Export SVG... Exports the plot as a SVG file.Type
Plot types are Scatterplot or Boxplot.X Var
Sets the X axis variable to any of the numerical value columns.Y Var
Sets the Y axis variable(s) to any of the numerical value columns.Fitting
Check box used for fitting the scatterplot table values to various equations.- Show Diffusion Tool
Opens the Table Plotter window with additional tools for diffusion analysis.
- Show TRACT Tool
Opens the Table Plotter window with additional tools for determining rotational correlation times.
Adjust
Contains tools for normalization of data as well as alligning spectra.
Normalize
- To Max
Normalizes the values contained in the columns to the maximum value.
- To Median
Normalize to the median value.
- To Integral
Normalize to the total integral.
- Undo
Undoes the applied normaization.
Align
- By Max
Shifts each spectrum so the position of maximal intensity within the crosshair region matches that in the reference spectrum.
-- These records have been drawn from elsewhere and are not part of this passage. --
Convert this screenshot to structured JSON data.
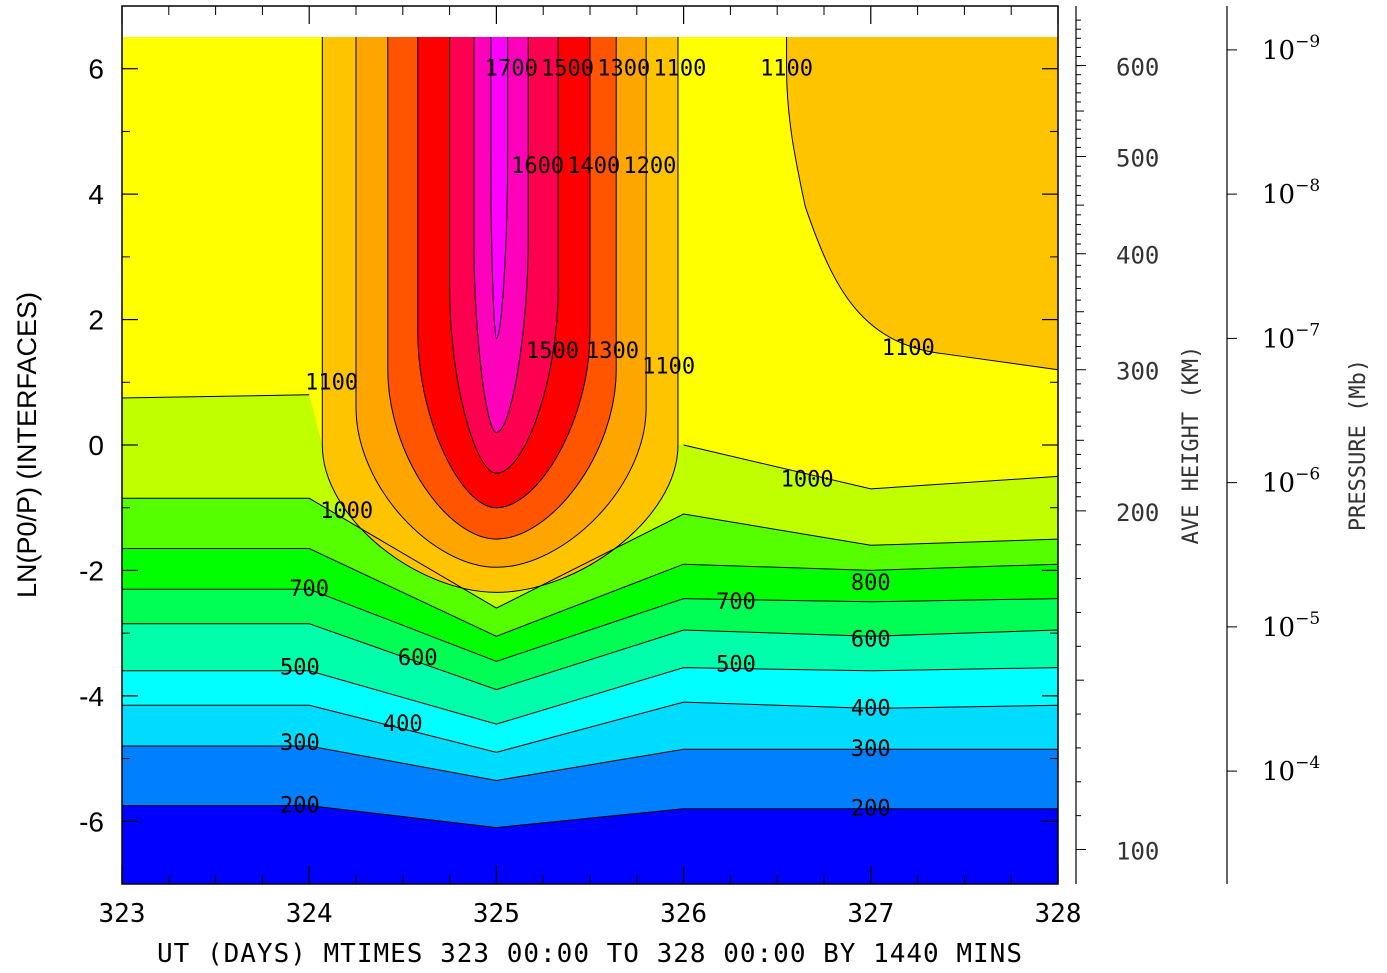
{
  "chart_data": {
    "type": "contour",
    "x_values": [
      323,
      324,
      325,
      326,
      327,
      328
    ],
    "x_ticks": [
      "323",
      "324",
      "325",
      "326",
      "327",
      "328"
    ],
    "x_range": [
      323,
      328
    ],
    "xlabel": "UT (DAYS) MTIMES 323 00:00 TO 328 00:00 BY 1440 MINS",
    "y_range": [
      -7,
      7
    ],
    "y_ticks": [
      "6",
      "4",
      "2",
      "0",
      "-2",
      "-4",
      "-6"
    ],
    "ylabel": "LN(P0/P) (INTERFACES)",
    "right_axis_1": {
      "label": "AVE HEIGHT (KM)",
      "ticks": [
        {
          "text": "600",
          "y": 6.05
        },
        {
          "text": "500",
          "y": 4.6
        },
        {
          "text": "400",
          "y": 3.05
        },
        {
          "text": "300",
          "y": 1.2
        },
        {
          "text": "200",
          "y": -1.05
        },
        {
          "text": "100",
          "y": -6.45
        }
      ]
    },
    "right_axis_2": {
      "label": "PRESSURE (Mb)",
      "ticks": [
        {
          "base": "10",
          "exp": "−9",
          "y": 6.3
        },
        {
          "base": "10",
          "exp": "−8",
          "y": 4.0
        },
        {
          "base": "10",
          "exp": "−7",
          "y": 1.7
        },
        {
          "base": "10",
          "exp": "−6",
          "y": -0.6
        },
        {
          "base": "10",
          "exp": "−5",
          "y": -2.9
        },
        {
          "base": "10",
          "exp": "−4",
          "y": -5.2
        }
      ]
    },
    "contour_levels": [
      200,
      300,
      400,
      500,
      600,
      700,
      800,
      1000,
      1100,
      1200,
      1300,
      1400,
      1500,
      1600,
      1700
    ],
    "contour_labels": [
      {
        "text": "200",
        "x": 323.95,
        "y": -5.75
      },
      {
        "text": "300",
        "x": 323.95,
        "y": -4.75
      },
      {
        "text": "500",
        "x": 323.95,
        "y": -3.55
      },
      {
        "text": "700",
        "x": 324.0,
        "y": -2.3
      },
      {
        "text": "1000",
        "x": 324.2,
        "y": -1.05
      },
      {
        "text": "1100",
        "x": 324.12,
        "y": 1.0
      },
      {
        "text": "600",
        "x": 324.58,
        "y": -3.4
      },
      {
        "text": "400",
        "x": 324.5,
        "y": -4.45
      },
      {
        "text": "1500",
        "x": 325.3,
        "y": 1.5
      },
      {
        "text": "1300",
        "x": 325.62,
        "y": 1.5
      },
      {
        "text": "1100",
        "x": 325.92,
        "y": 1.25
      },
      {
        "text": "1700",
        "x": 325.08,
        "y": 6.0
      },
      {
        "text": "1500",
        "x": 325.38,
        "y": 6.0
      },
      {
        "text": "1300",
        "x": 325.68,
        "y": 6.0
      },
      {
        "text": "1100",
        "x": 325.98,
        "y": 6.0
      },
      {
        "text": "1600",
        "x": 325.22,
        "y": 4.45
      },
      {
        "text": "1400",
        "x": 325.52,
        "y": 4.45
      },
      {
        "text": "1200",
        "x": 325.82,
        "y": 4.45
      },
      {
        "text": "1100",
        "x": 326.55,
        "y": 6.0
      },
      {
        "text": "1100",
        "x": 327.2,
        "y": 1.55
      },
      {
        "text": "1000",
        "x": 326.66,
        "y": -0.55
      },
      {
        "text": "700",
        "x": 326.28,
        "y": -2.5
      },
      {
        "text": "500",
        "x": 326.28,
        "y": -3.5
      },
      {
        "text": "800",
        "x": 327.0,
        "y": -2.2
      },
      {
        "text": "600",
        "x": 327.0,
        "y": -3.1
      },
      {
        "text": "400",
        "x": 327.0,
        "y": -4.2
      },
      {
        "text": "300",
        "x": 327.0,
        "y": -4.85
      },
      {
        "text": "200",
        "x": 327.0,
        "y": -5.8
      }
    ],
    "colors": {
      "c_lt200": "#0000ff",
      "c_200": "#0080ff",
      "c_300": "#00dcff",
      "c_400": "#00ffff",
      "c_500": "#00ffaa",
      "c_600": "#00ff55",
      "c_700": "#00ff00",
      "c_800": "#55ff00",
      "c_1000": "#bfff00",
      "c_1100": "#ffff00",
      "c_1100b": "#ffc400",
      "c_1200": "#ffa500",
      "c_1300": "#ff5500",
      "c_1400": "#ff0000",
      "c_1500": "#ff0050",
      "c_1600": "#ff00bb",
      "c_1700": "#ff00ff"
    }
  }
}
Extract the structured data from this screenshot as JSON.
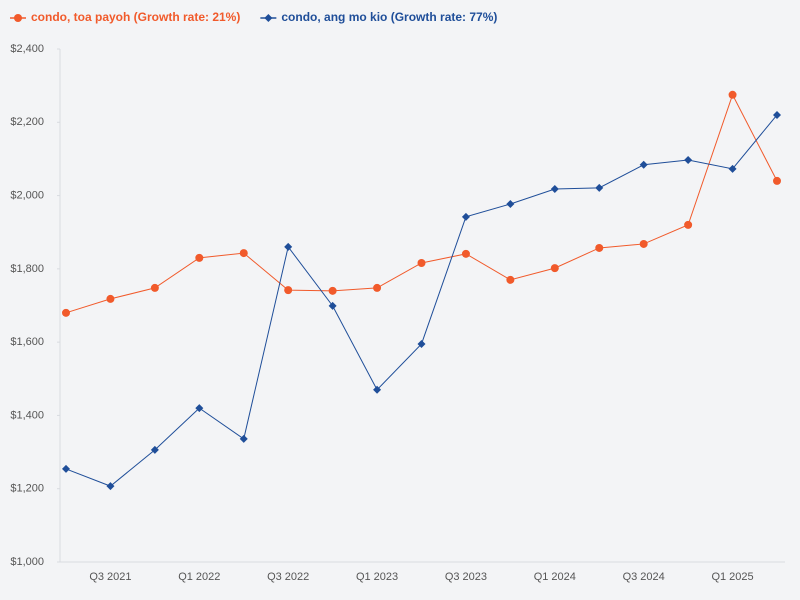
{
  "chart_data": {
    "type": "line",
    "categories": [
      null,
      "Q3 2021",
      null,
      "Q1 2022",
      null,
      "Q3 2022",
      null,
      "Q1 2023",
      null,
      "Q3 2023",
      null,
      "Q1 2024",
      null,
      "Q3 2024",
      null,
      "Q1 2025",
      null
    ],
    "series": [
      {
        "name": "condo, toa payoh (Growth rate: 21%)",
        "color": "#f15a2b",
        "marker": "circle",
        "values": [
          1680,
          1718,
          1748,
          1830,
          1843,
          1742,
          1740,
          1748,
          1816,
          1841,
          1770,
          1802,
          1857,
          1868,
          1920,
          2275,
          2040
        ]
      },
      {
        "name": "condo, ang mo kio (Growth rate: 77%)",
        "color": "#1f4e99",
        "marker": "diamond",
        "values": [
          1254,
          1207,
          1306,
          1420,
          1336,
          1860,
          1699,
          1470,
          1595,
          1942,
          1977,
          2018,
          2021,
          2084,
          2097,
          2073,
          2220
        ]
      }
    ],
    "ylim": [
      1000,
      2400
    ],
    "yticks": [
      {
        "value": 1000,
        "label": "$1,000"
      },
      {
        "value": 1200,
        "label": "$1,200"
      },
      {
        "value": 1400,
        "label": "$1,400"
      },
      {
        "value": 1600,
        "label": "$1,600"
      },
      {
        "value": 1800,
        "label": "$1,800"
      },
      {
        "value": 2000,
        "label": "$2,000"
      },
      {
        "value": 2200,
        "label": "$2,200"
      },
      {
        "value": 2400,
        "label": "$2,400"
      }
    ],
    "legend": "top-left",
    "grid": false
  }
}
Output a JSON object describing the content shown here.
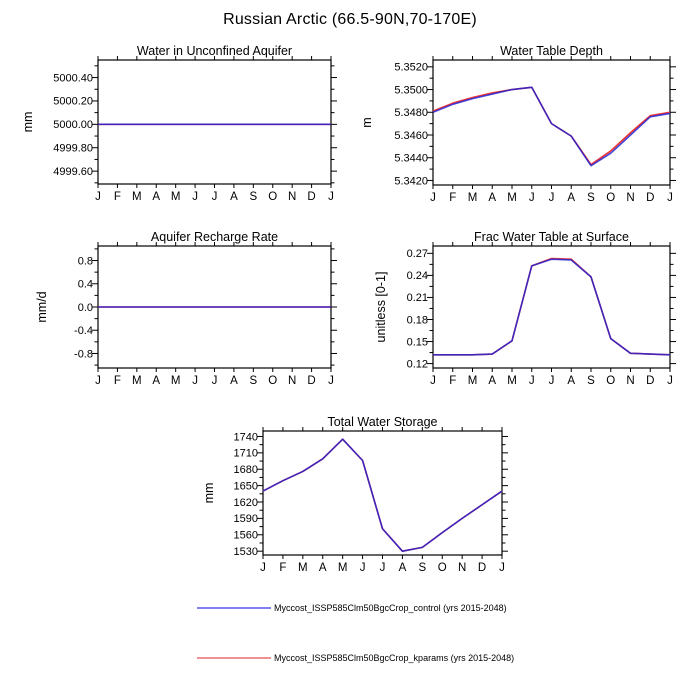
{
  "page_title": "Russian Arctic (66.5-90N,70-170E)",
  "legend": {
    "items": [
      {
        "label": "Myccost_ISSP585Clm50BgcCrop_control (yrs 2015-2048)",
        "color": "#8080f0"
      },
      {
        "label": "Myccost_ISSP585Clm50BgcCrop_kparams (yrs 2015-2048)",
        "color": "#f09090"
      }
    ]
  },
  "chart_data": [
    {
      "id": "water-in-unconfined-aquifer",
      "type": "line",
      "title": "Water in Unconfined Aquifer",
      "ylabel": "mm",
      "x_categories": [
        "J",
        "F",
        "M",
        "A",
        "M",
        "J",
        "J",
        "A",
        "S",
        "O",
        "N",
        "D",
        "J"
      ],
      "ylim": [
        4999.49,
        5000.55
      ],
      "ytick_values": [
        4999.6,
        4999.8,
        5000.0,
        5000.2,
        5000.4
      ],
      "ytick_labels": [
        "4999.60",
        "4999.80",
        "5000.00",
        "5000.20",
        "5000.40"
      ],
      "yminor_step": 0.1,
      "series": [
        {
          "name": "Myccost_ISSP585Clm50BgcCrop_control (yrs 2015-2048)",
          "color": "#2222d2",
          "values": [
            5000.0,
            5000.0,
            5000.0,
            5000.0,
            5000.0,
            5000.0,
            5000.0,
            5000.0,
            5000.0,
            5000.0,
            5000.0,
            5000.0,
            5000.0
          ]
        },
        {
          "name": "Myccost_ISSP585Clm50BgcCrop_kparams (yrs 2015-2048)",
          "color": "#ee3333",
          "values": [
            5000.0,
            5000.0,
            5000.0,
            5000.0,
            5000.0,
            5000.0,
            5000.0,
            5000.0,
            5000.0,
            5000.0,
            5000.0,
            5000.0,
            5000.0
          ]
        }
      ]
    },
    {
      "id": "water-table-depth",
      "type": "line",
      "title": "Water Table Depth",
      "ylabel": "m",
      "x_categories": [
        "J",
        "F",
        "M",
        "A",
        "M",
        "J",
        "J",
        "A",
        "S",
        "O",
        "N",
        "D",
        "J"
      ],
      "ylim": [
        5.3416,
        5.3526
      ],
      "ytick_values": [
        5.342,
        5.344,
        5.346,
        5.348,
        5.35,
        5.352
      ],
      "ytick_labels": [
        "5.3420",
        "5.3440",
        "5.3460",
        "5.3480",
        "5.3500",
        "5.3520"
      ],
      "yminor_step": 0.001,
      "series": [
        {
          "name": "Myccost_ISSP585Clm50BgcCrop_control (yrs 2015-2048)",
          "color": "#2222d2",
          "values": [
            5.348,
            5.3487,
            5.3492,
            5.3496,
            5.35,
            5.3502,
            5.347,
            5.3459,
            5.3433,
            5.3444,
            5.346,
            5.3476,
            5.3479
          ]
        },
        {
          "name": "Myccost_ISSP585Clm50BgcCrop_kparams (yrs 2015-2048)",
          "color": "#ee3333",
          "values": [
            5.3481,
            5.3488,
            5.3493,
            5.3497,
            5.35,
            5.3502,
            5.347,
            5.3459,
            5.3434,
            5.3446,
            5.3462,
            5.3477,
            5.348
          ]
        }
      ]
    },
    {
      "id": "aquifer-recharge-rate",
      "type": "line",
      "title": "Aquifer Recharge Rate",
      "ylabel": "mm/d",
      "x_categories": [
        "J",
        "F",
        "M",
        "A",
        "M",
        "J",
        "J",
        "A",
        "S",
        "O",
        "N",
        "D",
        "J"
      ],
      "ylim": [
        -1.05,
        1.05
      ],
      "ytick_values": [
        -0.8,
        -0.4,
        0.0,
        0.4,
        0.8
      ],
      "ytick_labels": [
        "-0.8",
        "-0.4",
        "0.0",
        "0.4",
        "0.8"
      ],
      "yminor_step": 0.2,
      "series": [
        {
          "name": "Myccost_ISSP585Clm50BgcCrop_control (yrs 2015-2048)",
          "color": "#2222d2",
          "values": [
            0.0,
            0.0,
            0.0,
            0.0,
            0.0,
            0.0,
            0.0,
            0.0,
            0.0,
            0.0,
            0.0,
            0.0,
            0.0
          ]
        },
        {
          "name": "Myccost_ISSP585Clm50BgcCrop_kparams (yrs 2015-2048)",
          "color": "#ee3333",
          "values": [
            0.0,
            0.0,
            0.0,
            0.0,
            0.0,
            0.0,
            0.0,
            0.0,
            0.0,
            0.0,
            0.0,
            0.0,
            0.0
          ]
        }
      ]
    },
    {
      "id": "frac-water-table-at-surface",
      "type": "line",
      "title": "Frac Water Table at Surface",
      "ylabel": "unitless [0-1]",
      "x_categories": [
        "J",
        "F",
        "M",
        "A",
        "M",
        "J",
        "J",
        "A",
        "S",
        "O",
        "N",
        "D",
        "J"
      ],
      "ylim": [
        0.114,
        0.28
      ],
      "ytick_values": [
        0.12,
        0.15,
        0.18,
        0.21,
        0.24,
        0.27
      ],
      "ytick_labels": [
        "0.12",
        "0.15",
        "0.18",
        "0.21",
        "0.24",
        "0.27"
      ],
      "yminor_step": 0.015,
      "series": [
        {
          "name": "Myccost_ISSP585Clm50BgcCrop_control (yrs 2015-2048)",
          "color": "#2222d2",
          "values": [
            0.132,
            0.132,
            0.132,
            0.133,
            0.151,
            0.253,
            0.262,
            0.261,
            0.238,
            0.154,
            0.134,
            0.133,
            0.132
          ]
        },
        {
          "name": "Myccost_ISSP585Clm50BgcCrop_kparams (yrs 2015-2048)",
          "color": "#ee3333",
          "values": [
            0.132,
            0.132,
            0.132,
            0.133,
            0.151,
            0.253,
            0.263,
            0.262,
            0.238,
            0.154,
            0.134,
            0.133,
            0.132
          ]
        }
      ]
    },
    {
      "id": "total-water-storage",
      "type": "line",
      "title": "Total Water Storage",
      "ylabel": "mm",
      "x_categories": [
        "J",
        "F",
        "M",
        "A",
        "M",
        "J",
        "J",
        "A",
        "S",
        "O",
        "N",
        "D",
        "J"
      ],
      "ylim": [
        1523,
        1750
      ],
      "ytick_values": [
        1530,
        1560,
        1590,
        1620,
        1650,
        1680,
        1710,
        1740
      ],
      "ytick_labels": [
        "1530",
        "1560",
        "1590",
        "1620",
        "1650",
        "1680",
        "1710",
        "1740"
      ],
      "yminor_step": 15,
      "series": [
        {
          "name": "Myccost_ISSP585Clm50BgcCrop_control (yrs 2015-2048)",
          "color": "#2222d2",
          "values": [
            1640,
            1659,
            1676,
            1699,
            1735,
            1696,
            1571,
            1530,
            1537,
            1564,
            1590,
            1615,
            1640
          ]
        },
        {
          "name": "Myccost_ISSP585Clm50BgcCrop_kparams (yrs 2015-2048)",
          "color": "#ee3333",
          "values": [
            1640,
            1659,
            1676,
            1699,
            1735,
            1696,
            1571,
            1530,
            1537,
            1564,
            1590,
            1615,
            1640
          ]
        }
      ]
    }
  ]
}
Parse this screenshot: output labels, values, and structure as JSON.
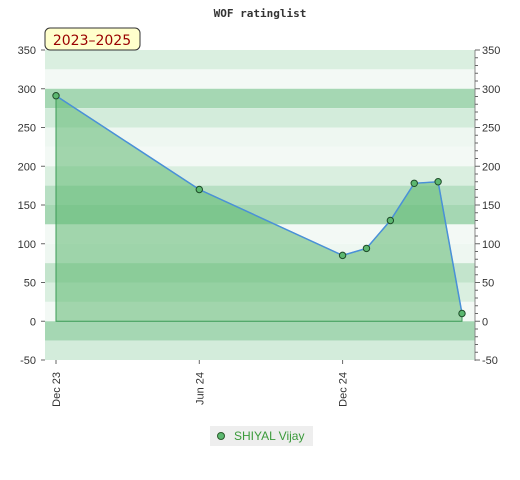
{
  "chart_data": {
    "type": "area",
    "title": "WOF ratinglist",
    "badge": "2023–2025",
    "ylim": [
      -50,
      350
    ],
    "yticks": [
      -50,
      0,
      50,
      100,
      150,
      200,
      250,
      300,
      350
    ],
    "x_labels": [
      "Dec 23",
      "Jun 24",
      "Dec 24"
    ],
    "grid": "horizontal bands",
    "legend_position": "bottom",
    "colors": {
      "area_fill": "#5cb870",
      "line": "#4a90d9",
      "marker": "#5cb870",
      "band_dark": "#b3dcc0",
      "band_light": "#eaf5ee"
    },
    "series": [
      {
        "name": "SHIYAL Vijay",
        "points": [
          {
            "x": "2023-12",
            "y": 291
          },
          {
            "x": "2024-06",
            "y": 170
          },
          {
            "x": "2024-12",
            "y": 85
          },
          {
            "x": "2025-01",
            "y": 94
          },
          {
            "x": "2025-02",
            "y": 130
          },
          {
            "x": "2025-03",
            "y": 178
          },
          {
            "x": "2025-04",
            "y": 180
          },
          {
            "x": "2025-05",
            "y": 10
          }
        ]
      }
    ]
  }
}
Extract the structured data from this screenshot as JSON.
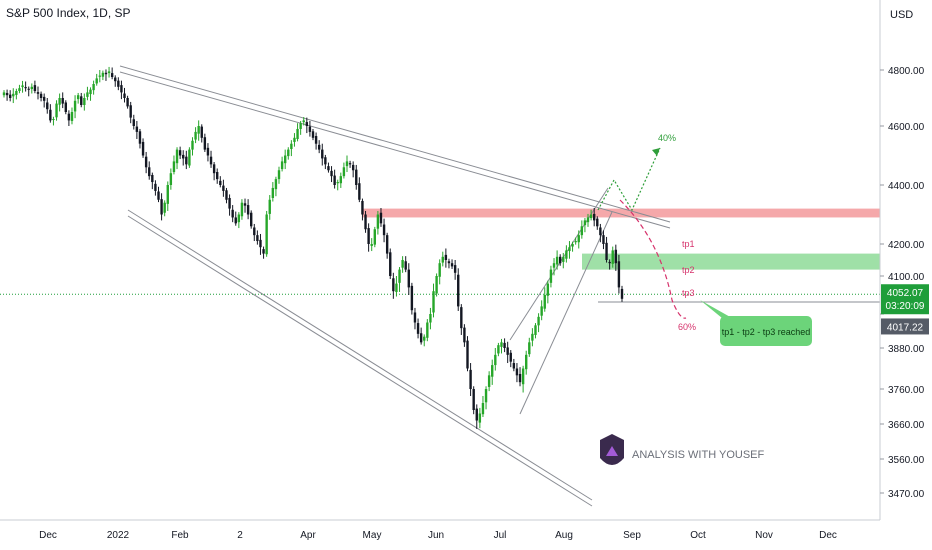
{
  "title": "S&P 500 Index, 1D, SP",
  "currency": "USD",
  "colors": {
    "up": "#26a629",
    "down": "#131722",
    "resistance_zone": "#f28b8e",
    "support_zone": "#7fd68a",
    "projection_up": "#2f9e3a",
    "projection_down": "#d6336c",
    "price_badge": "#1f9e3a",
    "close_badge": "#555b66",
    "callout": "#6cd47a"
  },
  "logo_text": "ANALYSIS WITH YOUSEF",
  "chart_data": {
    "type": "candlestick",
    "y_ticks": [
      3470,
      3560,
      3660,
      3760,
      3880,
      4000,
      4100,
      4200,
      4400,
      4600,
      4800
    ],
    "y_tick_labels": [
      "3470.00",
      "3560.00",
      "3660.00",
      "3760.00",
      "3880.00",
      "",
      "4100.00",
      "4200.00",
      "4400.00",
      "4600.00",
      "4800.00"
    ],
    "x_tick_labels": [
      "Dec",
      "2022",
      "Feb",
      "2",
      "Apr",
      "May",
      "Jun",
      "Jul",
      "Aug",
      "Sep",
      "Oct",
      "Nov",
      "Dec"
    ],
    "last_price": "4052.07",
    "countdown": "03:20:09",
    "marked_price": "4017.22",
    "zones": [
      {
        "name": "resistance",
        "from": 4290,
        "to": 4320
      },
      {
        "name": "support",
        "from": 4120,
        "to": 4170
      }
    ],
    "annotations": {
      "up_target": "40%",
      "down_target": "60%",
      "tp1": "tp1",
      "tp2": "tp2",
      "tp3": "tp3",
      "callout": "tp1 - tp2 - tp3 reached"
    },
    "closes": [
      4720,
      4710,
      4700,
      4715,
      4725,
      4735,
      4745,
      4735,
      4730,
      4740,
      4725,
      4715,
      4700,
      4690,
      4660,
      4620,
      4625,
      4680,
      4700,
      4680,
      4650,
      4620,
      4650,
      4690,
      4710,
      4675,
      4700,
      4720,
      4730,
      4750,
      4770,
      4780,
      4790,
      4785,
      4795,
      4775,
      4760,
      4740,
      4720,
      4700,
      4670,
      4630,
      4600,
      4580,
      4540,
      4500,
      4460,
      4430,
      4410,
      4380,
      4350,
      4300,
      4340,
      4400,
      4440,
      4480,
      4520,
      4500,
      4490,
      4470,
      4520,
      4550,
      4580,
      4600,
      4560,
      4520,
      4500,
      4470,
      4440,
      4420,
      4400,
      4380,
      4350,
      4320,
      4290,
      4270,
      4300,
      4340,
      4330,
      4300,
      4260,
      4230,
      4210,
      4190,
      4170,
      4300,
      4350,
      4390,
      4420,
      4450,
      4480,
      4500,
      4520,
      4540,
      4560,
      4590,
      4610,
      4620,
      4600,
      4580,
      4560,
      4540,
      4520,
      4490,
      4470,
      4450,
      4430,
      4400,
      4410,
      4430,
      4460,
      4480,
      4470,
      4450,
      4400,
      4350,
      4300,
      4250,
      4200,
      4200,
      4250,
      4300,
      4270,
      4230,
      4170,
      4100,
      4060,
      4080,
      4120,
      4150,
      4120,
      4070,
      4010,
      3970,
      3930,
      3900,
      3920,
      3970,
      4000,
      4060,
      4100,
      4140,
      4160,
      4150,
      4140,
      4130,
      4110,
      4020,
      3950,
      3900,
      3820,
      3760,
      3700,
      3670,
      3690,
      3720,
      3760,
      3800,
      3830,
      3860,
      3890,
      3900,
      3880,
      3860,
      3840,
      3820,
      3800,
      3780,
      3820,
      3860,
      3900,
      3930,
      3960,
      3990,
      4020,
      4050,
      4080,
      4120,
      4140,
      4160,
      4140,
      4160,
      4180,
      4190,
      4200,
      4210,
      4230,
      4260,
      4280,
      4290,
      4300,
      4280,
      4260,
      4230,
      4200,
      4150,
      4140,
      4180,
      4140,
      4070,
      4040
    ]
  }
}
The actual shift of the spectrum is done with a circular shift operation.
- By Covariance
Shifts each spectrum so that they have a maximal covariance value with the region between the crosshairs in the reference spectrum. The actual shift of the spectrum is done with a circular shift operation.
- Segments
Experimental tool to align entire spectra based on segments. Unlike the Max and Covariance methods this cannot currently be undone as it is not a simple circular shift of the entire spectrum.
- Undo
Undoes the applied alignment method.